The smile vanished from his face.

"Not for me," he replied, with a clouded brow.

"Why not?"

"Because I have no genius."

"No genius?"

"No," he said impatiently, "not a bit."

"Do you mean to say, Cornelius, that you will never be one of the celebrated artists of whom I have read so much?"

"Never!" he replied, with a dreary seriousness that proved him, for the moment at least, to be quite in earnest.

"Cornelius," I said, decisively, "I am not going to put up with that, you know; fame is not a thing to be laid aside in that fashion."

"Fame! what is fame?"

"A poor aim, but a glorious reward."

"Empty, Daisy, empty. I do not care one pin for fame."

"Sour grapes," was the prompt reply which escaped me.

"Thank you, Daisy," he answered, reddening.

I felt rather disturbed. He resumed:

"Sour grapes! The illustration is kind and civil. Sour grapes!"

"They must be very sour," I ventured to observe, in a low tone, "for you seem unable to digest them, Cornelius."

"I beg your pardon," he said, very gravely, "I do not care for celebrity, and do not want to be famous."

"But I do," I warmly answered, "you were asking a while ago about my day- dreams: I will tell you one, a favourite one, of which the fulfilment lies with you:--I am out somewhere; for of course we shall not always live in this quiet way, and I overhear Mrs. H-- asking Mrs. G--, in an audible whisper: 'Who is that commonplace-looking girl in white?'

'Something or other to the celebrated artist, Cornelius O'Reilly.' Mrs.

H-- looks at me with sudden veneration, whilst I give her a compassionate glance, implying 'Who ever heard of Mr. H--?'"

"You saucy girl," said Cornelius, passing his arm around me, but looking down at me, with anything but a displeased face.

"I am not saucy; I am very humble. I am proud by temper, and yet I cannot fancy that if I were to go and earn my bread, it would have a sweeter taste than that you have earned for me so long. I am ambitious, and instead of winning fame for myself, here am I suing you to do it for me!"
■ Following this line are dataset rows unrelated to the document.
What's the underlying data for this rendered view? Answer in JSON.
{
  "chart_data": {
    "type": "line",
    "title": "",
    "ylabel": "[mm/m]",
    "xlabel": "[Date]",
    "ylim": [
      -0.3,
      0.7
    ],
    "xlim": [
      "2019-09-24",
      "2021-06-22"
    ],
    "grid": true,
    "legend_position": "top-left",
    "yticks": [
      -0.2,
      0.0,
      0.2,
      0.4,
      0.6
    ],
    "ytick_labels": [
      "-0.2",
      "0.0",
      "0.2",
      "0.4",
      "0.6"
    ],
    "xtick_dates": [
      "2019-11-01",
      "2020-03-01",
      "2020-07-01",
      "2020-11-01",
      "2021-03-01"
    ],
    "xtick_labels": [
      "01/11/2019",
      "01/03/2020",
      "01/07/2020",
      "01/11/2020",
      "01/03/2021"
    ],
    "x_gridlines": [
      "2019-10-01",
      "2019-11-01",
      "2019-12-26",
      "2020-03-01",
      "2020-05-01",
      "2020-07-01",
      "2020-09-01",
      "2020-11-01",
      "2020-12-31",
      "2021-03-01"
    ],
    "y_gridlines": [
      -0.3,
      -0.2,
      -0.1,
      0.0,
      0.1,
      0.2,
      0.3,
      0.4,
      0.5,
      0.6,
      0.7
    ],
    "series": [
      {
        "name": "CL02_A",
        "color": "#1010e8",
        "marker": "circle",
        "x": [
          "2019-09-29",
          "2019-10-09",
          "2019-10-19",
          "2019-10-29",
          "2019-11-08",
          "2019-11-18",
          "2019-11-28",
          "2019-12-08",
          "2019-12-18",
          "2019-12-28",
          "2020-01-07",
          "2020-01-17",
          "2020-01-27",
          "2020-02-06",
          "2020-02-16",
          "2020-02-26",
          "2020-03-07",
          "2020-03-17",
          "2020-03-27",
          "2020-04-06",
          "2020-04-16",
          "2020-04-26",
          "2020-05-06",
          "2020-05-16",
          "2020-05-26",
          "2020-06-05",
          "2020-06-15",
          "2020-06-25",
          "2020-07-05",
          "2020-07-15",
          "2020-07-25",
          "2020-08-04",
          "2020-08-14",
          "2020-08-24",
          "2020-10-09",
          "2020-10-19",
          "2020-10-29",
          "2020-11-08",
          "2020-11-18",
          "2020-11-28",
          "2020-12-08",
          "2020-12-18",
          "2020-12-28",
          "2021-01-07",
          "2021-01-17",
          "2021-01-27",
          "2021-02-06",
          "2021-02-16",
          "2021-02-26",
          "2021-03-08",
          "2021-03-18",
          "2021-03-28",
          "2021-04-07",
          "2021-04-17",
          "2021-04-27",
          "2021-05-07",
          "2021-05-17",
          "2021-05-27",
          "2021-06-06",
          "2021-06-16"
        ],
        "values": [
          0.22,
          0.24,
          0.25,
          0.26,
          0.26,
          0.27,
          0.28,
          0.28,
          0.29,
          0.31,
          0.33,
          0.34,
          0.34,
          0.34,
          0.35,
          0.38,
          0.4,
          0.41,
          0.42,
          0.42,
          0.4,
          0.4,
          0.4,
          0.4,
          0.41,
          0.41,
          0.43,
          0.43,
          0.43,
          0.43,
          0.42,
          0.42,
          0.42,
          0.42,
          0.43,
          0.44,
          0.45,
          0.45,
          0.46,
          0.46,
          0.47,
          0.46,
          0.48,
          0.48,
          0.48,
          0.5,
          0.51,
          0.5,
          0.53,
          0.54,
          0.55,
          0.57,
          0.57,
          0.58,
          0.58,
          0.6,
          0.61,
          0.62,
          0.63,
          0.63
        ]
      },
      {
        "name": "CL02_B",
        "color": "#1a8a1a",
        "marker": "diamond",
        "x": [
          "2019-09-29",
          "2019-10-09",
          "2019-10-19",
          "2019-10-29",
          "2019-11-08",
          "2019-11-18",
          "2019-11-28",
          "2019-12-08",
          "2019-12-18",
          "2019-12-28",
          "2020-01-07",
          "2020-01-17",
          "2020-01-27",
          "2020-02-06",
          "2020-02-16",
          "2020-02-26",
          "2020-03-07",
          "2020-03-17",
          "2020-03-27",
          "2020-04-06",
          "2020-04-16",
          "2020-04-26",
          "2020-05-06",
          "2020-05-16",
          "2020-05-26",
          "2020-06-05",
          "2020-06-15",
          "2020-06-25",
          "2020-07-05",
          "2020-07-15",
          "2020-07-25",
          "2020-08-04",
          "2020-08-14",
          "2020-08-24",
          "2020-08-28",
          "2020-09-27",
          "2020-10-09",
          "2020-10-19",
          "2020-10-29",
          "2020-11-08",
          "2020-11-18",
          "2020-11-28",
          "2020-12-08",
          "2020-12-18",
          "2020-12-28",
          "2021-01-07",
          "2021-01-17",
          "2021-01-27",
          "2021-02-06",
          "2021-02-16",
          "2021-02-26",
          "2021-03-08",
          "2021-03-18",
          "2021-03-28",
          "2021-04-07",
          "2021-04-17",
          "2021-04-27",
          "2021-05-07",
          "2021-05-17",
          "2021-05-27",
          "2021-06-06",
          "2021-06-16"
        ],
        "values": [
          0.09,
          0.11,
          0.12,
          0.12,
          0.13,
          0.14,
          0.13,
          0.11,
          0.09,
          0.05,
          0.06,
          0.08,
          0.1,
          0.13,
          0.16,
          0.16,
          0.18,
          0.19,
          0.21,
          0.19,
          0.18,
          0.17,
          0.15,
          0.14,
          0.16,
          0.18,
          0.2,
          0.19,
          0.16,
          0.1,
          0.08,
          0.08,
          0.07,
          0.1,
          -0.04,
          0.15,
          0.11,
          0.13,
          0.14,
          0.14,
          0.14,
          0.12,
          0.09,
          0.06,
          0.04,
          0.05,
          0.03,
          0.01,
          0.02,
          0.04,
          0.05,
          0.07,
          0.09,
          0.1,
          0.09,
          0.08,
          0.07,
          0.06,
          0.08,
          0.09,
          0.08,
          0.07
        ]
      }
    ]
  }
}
"And shall it not be won for you?" he asked, fondly smoothing my hair, "that and anything else you wish for, my darling."

"Then, don't you see," I replied, triumphantly, "that you have got genius?"

"Oh! Daisy," he said sorrowfully, "what brought up that unlucky word?

Look at that figure, cold, lifeless thing, it tells its own story."

I lost all patience. I felt my face flush, and turning round on Cornelius, I put by at once all the filial reverence of years.

"Cornelius!" I exclaimed, indignantly, "you are as capricious as a spoiled child. How can a man of your age indulge in such whims?"

"I am not so old as to have my age thrown in my face!" he replied, looking piqued. "I am only a few years beyond legal infancy."

"You ought to be ages beyond thinking and speaking as you do. If you have no faith in yourself, why do you paint at all? If I were a man, I would rather be a shoemaker or a tailor, than an artist without faith."

"On my word," said Cornelius, looking very angry, "you do speak strongly."

"Because _I_ have faith in you," I replied, passing my arm around his neck, and looking into his averted face. "Call the picture bad, but do not say you have no genius. It cuts me to the heart, indeed it does.